While blood thinners can help prevent clot-related strokes, they can also increase the risk of bruising, prolonged bleeding, gastrointestinal bleeding and other serious complications.
The researchers analysed approximately 950,000 patients with AF using TriNetX, a large anonymised electronic health record database.
They compared stroke outcomes between male and female patients across three age groups: younger than 65, 65 to 74, and 75 and older.
Male and female patients were matched based on age, other health problems and whether they had been prescribed anticoagulation medicine.
Among patients younger than 75, the study found no significant difference in one-year stroke risk between men and women.
However, among patients aged 75 and older, women had a modest but statistically significant increase in stroke risk compared with men.
In patients aged 75 and older with no additional risk factors beyond age, women had about one additional stroke per 629 patients compared with their male counterparts.

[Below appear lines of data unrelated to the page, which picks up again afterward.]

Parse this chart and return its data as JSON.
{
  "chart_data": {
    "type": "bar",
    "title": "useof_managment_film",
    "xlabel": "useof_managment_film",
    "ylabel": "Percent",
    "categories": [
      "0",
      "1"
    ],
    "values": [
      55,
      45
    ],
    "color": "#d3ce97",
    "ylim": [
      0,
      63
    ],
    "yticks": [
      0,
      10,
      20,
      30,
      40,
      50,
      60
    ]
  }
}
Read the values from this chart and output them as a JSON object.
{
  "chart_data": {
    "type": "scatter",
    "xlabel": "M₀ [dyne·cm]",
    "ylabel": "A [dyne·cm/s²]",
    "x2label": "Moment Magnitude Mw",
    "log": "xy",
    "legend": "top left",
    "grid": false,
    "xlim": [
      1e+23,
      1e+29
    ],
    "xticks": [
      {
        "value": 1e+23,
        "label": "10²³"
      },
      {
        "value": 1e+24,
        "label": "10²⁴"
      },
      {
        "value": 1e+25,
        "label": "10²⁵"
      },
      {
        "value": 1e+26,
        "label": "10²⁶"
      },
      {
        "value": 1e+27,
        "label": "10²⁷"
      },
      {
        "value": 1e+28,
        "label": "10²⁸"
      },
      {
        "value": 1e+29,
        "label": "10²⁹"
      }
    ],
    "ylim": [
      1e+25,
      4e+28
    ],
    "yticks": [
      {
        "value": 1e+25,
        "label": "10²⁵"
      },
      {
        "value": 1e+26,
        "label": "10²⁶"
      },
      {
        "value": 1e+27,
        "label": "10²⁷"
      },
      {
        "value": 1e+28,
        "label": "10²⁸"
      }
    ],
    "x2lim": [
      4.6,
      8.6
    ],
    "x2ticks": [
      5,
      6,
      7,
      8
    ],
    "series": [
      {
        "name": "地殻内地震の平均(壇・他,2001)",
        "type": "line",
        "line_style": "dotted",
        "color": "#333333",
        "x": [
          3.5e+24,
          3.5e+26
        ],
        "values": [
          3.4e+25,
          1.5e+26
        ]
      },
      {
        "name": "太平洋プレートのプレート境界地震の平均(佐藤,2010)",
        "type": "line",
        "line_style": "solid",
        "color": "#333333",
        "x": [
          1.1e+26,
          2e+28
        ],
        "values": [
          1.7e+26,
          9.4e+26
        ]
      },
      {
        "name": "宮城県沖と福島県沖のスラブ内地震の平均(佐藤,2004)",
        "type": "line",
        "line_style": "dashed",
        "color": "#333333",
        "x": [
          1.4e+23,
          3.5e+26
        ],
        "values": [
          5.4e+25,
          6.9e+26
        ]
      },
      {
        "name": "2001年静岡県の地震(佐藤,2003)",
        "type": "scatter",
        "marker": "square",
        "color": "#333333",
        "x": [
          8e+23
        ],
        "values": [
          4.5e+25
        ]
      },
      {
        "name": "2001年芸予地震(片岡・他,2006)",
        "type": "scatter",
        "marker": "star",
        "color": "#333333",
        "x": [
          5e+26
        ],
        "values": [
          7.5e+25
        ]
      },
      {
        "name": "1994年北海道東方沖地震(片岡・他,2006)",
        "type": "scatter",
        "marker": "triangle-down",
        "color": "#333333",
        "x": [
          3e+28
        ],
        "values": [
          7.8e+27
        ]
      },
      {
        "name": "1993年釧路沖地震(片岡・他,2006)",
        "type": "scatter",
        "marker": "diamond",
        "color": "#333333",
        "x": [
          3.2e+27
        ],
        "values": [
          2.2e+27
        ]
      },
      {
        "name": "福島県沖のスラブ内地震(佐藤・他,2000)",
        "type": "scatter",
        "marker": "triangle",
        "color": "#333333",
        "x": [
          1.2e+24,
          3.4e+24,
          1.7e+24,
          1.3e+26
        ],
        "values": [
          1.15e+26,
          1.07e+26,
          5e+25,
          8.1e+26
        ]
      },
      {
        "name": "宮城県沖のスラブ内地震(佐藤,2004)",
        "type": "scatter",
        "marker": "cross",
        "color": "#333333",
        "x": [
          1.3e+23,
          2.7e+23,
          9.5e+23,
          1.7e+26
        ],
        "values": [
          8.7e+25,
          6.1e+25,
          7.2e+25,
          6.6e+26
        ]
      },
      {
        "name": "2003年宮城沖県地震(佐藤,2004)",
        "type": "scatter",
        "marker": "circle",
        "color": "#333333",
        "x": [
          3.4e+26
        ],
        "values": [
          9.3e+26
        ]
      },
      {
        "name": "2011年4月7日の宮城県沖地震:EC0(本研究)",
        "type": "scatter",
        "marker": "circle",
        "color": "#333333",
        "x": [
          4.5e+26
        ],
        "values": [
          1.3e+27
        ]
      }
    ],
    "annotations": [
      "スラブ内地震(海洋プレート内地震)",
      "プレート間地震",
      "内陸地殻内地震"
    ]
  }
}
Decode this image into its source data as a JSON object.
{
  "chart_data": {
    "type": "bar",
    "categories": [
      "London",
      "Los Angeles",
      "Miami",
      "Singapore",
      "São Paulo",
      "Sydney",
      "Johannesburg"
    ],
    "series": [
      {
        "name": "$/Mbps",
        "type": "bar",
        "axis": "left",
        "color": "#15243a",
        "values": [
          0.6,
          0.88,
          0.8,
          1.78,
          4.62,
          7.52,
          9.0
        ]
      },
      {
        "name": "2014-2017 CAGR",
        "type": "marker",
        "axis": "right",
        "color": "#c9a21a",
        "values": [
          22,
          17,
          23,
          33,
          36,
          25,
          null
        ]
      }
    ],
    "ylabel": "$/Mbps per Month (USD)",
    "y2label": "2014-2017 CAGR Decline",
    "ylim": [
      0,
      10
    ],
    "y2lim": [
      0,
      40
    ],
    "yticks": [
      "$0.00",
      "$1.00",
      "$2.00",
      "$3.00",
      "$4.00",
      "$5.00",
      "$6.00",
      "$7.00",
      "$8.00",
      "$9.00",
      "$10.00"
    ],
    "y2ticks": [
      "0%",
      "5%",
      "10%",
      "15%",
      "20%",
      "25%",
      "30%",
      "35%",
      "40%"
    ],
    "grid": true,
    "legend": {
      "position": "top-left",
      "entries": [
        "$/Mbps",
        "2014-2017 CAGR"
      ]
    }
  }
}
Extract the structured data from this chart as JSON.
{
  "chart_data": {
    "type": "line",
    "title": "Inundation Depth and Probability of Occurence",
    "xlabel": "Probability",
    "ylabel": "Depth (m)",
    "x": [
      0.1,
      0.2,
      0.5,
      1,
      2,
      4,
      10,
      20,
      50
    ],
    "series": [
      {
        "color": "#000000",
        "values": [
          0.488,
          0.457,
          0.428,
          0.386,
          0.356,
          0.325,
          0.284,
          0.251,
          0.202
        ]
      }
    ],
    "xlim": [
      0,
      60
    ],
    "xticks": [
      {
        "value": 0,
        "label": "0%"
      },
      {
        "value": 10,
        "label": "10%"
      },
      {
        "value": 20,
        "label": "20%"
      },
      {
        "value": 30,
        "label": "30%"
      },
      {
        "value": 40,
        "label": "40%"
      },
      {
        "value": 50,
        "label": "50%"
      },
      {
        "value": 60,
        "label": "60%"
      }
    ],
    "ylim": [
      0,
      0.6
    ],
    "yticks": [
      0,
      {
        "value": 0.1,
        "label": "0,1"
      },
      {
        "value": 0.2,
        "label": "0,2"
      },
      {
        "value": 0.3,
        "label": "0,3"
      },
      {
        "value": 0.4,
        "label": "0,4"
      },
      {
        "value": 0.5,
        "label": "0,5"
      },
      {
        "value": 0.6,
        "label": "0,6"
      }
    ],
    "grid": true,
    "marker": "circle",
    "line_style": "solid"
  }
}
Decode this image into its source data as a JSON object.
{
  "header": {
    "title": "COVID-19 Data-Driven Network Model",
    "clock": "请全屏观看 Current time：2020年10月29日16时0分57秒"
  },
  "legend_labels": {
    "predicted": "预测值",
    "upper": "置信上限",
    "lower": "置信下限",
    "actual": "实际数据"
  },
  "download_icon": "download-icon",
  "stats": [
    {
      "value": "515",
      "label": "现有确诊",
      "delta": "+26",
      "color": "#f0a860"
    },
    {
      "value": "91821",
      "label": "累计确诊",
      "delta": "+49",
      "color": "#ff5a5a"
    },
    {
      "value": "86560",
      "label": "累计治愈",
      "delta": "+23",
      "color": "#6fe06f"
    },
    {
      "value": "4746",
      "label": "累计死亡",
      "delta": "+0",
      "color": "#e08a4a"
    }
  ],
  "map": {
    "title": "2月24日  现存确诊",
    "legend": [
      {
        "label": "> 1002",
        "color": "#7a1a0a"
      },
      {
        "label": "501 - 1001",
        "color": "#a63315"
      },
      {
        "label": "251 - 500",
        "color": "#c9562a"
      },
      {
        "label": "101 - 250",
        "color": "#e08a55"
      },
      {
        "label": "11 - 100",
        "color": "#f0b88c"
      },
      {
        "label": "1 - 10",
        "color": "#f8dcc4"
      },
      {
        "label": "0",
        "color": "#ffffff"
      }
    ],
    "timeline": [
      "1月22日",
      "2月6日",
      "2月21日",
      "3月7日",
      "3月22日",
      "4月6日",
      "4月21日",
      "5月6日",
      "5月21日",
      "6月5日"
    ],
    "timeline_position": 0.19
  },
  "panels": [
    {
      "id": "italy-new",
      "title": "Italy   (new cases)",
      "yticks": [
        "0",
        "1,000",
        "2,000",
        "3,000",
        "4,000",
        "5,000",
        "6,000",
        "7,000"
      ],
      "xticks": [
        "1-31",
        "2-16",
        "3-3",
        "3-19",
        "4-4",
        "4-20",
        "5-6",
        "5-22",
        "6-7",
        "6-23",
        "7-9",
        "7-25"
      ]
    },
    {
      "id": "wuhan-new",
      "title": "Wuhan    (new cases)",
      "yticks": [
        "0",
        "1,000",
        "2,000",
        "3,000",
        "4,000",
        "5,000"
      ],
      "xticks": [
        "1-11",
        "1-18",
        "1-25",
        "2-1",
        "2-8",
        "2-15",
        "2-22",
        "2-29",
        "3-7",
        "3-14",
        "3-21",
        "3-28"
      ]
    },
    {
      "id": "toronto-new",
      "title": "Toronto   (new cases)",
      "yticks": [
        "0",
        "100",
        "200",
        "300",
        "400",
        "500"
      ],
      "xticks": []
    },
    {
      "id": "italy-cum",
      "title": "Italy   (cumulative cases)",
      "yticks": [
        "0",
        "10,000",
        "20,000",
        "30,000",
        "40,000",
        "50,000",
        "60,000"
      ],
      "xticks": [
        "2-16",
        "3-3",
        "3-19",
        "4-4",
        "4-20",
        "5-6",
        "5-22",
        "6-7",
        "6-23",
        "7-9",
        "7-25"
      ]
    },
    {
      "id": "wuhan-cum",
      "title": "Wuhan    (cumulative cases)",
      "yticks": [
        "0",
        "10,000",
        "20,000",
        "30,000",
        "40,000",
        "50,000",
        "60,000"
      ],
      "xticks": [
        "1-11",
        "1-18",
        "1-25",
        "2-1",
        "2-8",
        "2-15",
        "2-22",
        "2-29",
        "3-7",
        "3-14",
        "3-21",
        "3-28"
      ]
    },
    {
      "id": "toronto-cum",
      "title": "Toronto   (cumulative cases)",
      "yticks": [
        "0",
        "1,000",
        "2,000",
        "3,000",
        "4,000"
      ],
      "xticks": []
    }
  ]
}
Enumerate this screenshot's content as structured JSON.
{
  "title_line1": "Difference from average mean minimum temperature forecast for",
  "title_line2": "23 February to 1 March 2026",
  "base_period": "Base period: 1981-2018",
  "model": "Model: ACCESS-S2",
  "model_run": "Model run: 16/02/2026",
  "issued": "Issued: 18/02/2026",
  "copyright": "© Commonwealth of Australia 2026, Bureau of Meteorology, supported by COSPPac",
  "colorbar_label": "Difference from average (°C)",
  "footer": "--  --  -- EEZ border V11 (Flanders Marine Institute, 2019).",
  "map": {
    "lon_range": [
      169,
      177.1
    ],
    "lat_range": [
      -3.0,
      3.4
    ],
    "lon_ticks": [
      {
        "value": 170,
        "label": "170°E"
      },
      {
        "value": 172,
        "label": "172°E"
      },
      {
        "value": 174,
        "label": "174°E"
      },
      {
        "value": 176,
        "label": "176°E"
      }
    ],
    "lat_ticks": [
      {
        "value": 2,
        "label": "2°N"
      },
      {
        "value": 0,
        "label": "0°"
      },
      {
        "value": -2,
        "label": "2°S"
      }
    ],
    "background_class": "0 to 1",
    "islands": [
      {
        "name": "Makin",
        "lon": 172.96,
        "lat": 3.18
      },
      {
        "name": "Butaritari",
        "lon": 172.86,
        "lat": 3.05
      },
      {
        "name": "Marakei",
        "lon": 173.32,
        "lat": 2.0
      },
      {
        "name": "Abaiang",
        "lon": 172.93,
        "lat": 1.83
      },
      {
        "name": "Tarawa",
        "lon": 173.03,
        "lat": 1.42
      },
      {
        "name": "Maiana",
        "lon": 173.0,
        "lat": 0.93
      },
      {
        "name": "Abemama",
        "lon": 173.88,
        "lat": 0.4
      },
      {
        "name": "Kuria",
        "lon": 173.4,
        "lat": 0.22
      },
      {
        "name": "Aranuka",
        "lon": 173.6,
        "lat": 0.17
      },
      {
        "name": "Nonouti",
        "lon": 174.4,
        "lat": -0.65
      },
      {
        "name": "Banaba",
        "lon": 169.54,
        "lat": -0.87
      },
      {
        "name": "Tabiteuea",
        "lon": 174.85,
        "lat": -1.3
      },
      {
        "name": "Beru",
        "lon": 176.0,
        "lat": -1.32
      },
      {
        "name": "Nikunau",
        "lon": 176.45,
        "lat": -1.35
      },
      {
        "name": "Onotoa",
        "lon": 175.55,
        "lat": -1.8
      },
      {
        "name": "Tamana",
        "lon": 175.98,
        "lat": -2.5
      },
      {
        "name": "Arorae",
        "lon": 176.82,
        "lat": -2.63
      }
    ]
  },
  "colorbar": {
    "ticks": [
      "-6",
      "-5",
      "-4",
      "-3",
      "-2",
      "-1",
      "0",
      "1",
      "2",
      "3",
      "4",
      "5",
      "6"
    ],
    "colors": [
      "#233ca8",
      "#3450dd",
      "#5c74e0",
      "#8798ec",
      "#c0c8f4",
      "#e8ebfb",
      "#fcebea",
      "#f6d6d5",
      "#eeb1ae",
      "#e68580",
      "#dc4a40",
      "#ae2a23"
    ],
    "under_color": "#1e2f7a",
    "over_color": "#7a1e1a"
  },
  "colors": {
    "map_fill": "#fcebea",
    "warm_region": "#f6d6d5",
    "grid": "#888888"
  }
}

The findings support growing interest in a newer AF risk score, known as CHA2DS2-VA, which removes sex as a standalone risk factor.
However, researchers said more studies are needed and medical guidance remains inconsistent.
Han Feng, assistant professor at Tulane University School of Medicine, said: “This general approach came from women being underrepresented in AFib trials and studies comprising only about one-third of study populations.
“Our study shows not all women with AFib have the same risk profile, and these decisions should be individualised.
Pandey said: “These findings highlight the need for modern tools and approaches that can personalise risk profiles to individuals.
“The goal is not to undertreat patients who need stroke prevention, but to better identify who is most likely to benefit from anticoagulation and who may be exposed to unnecessary risk.”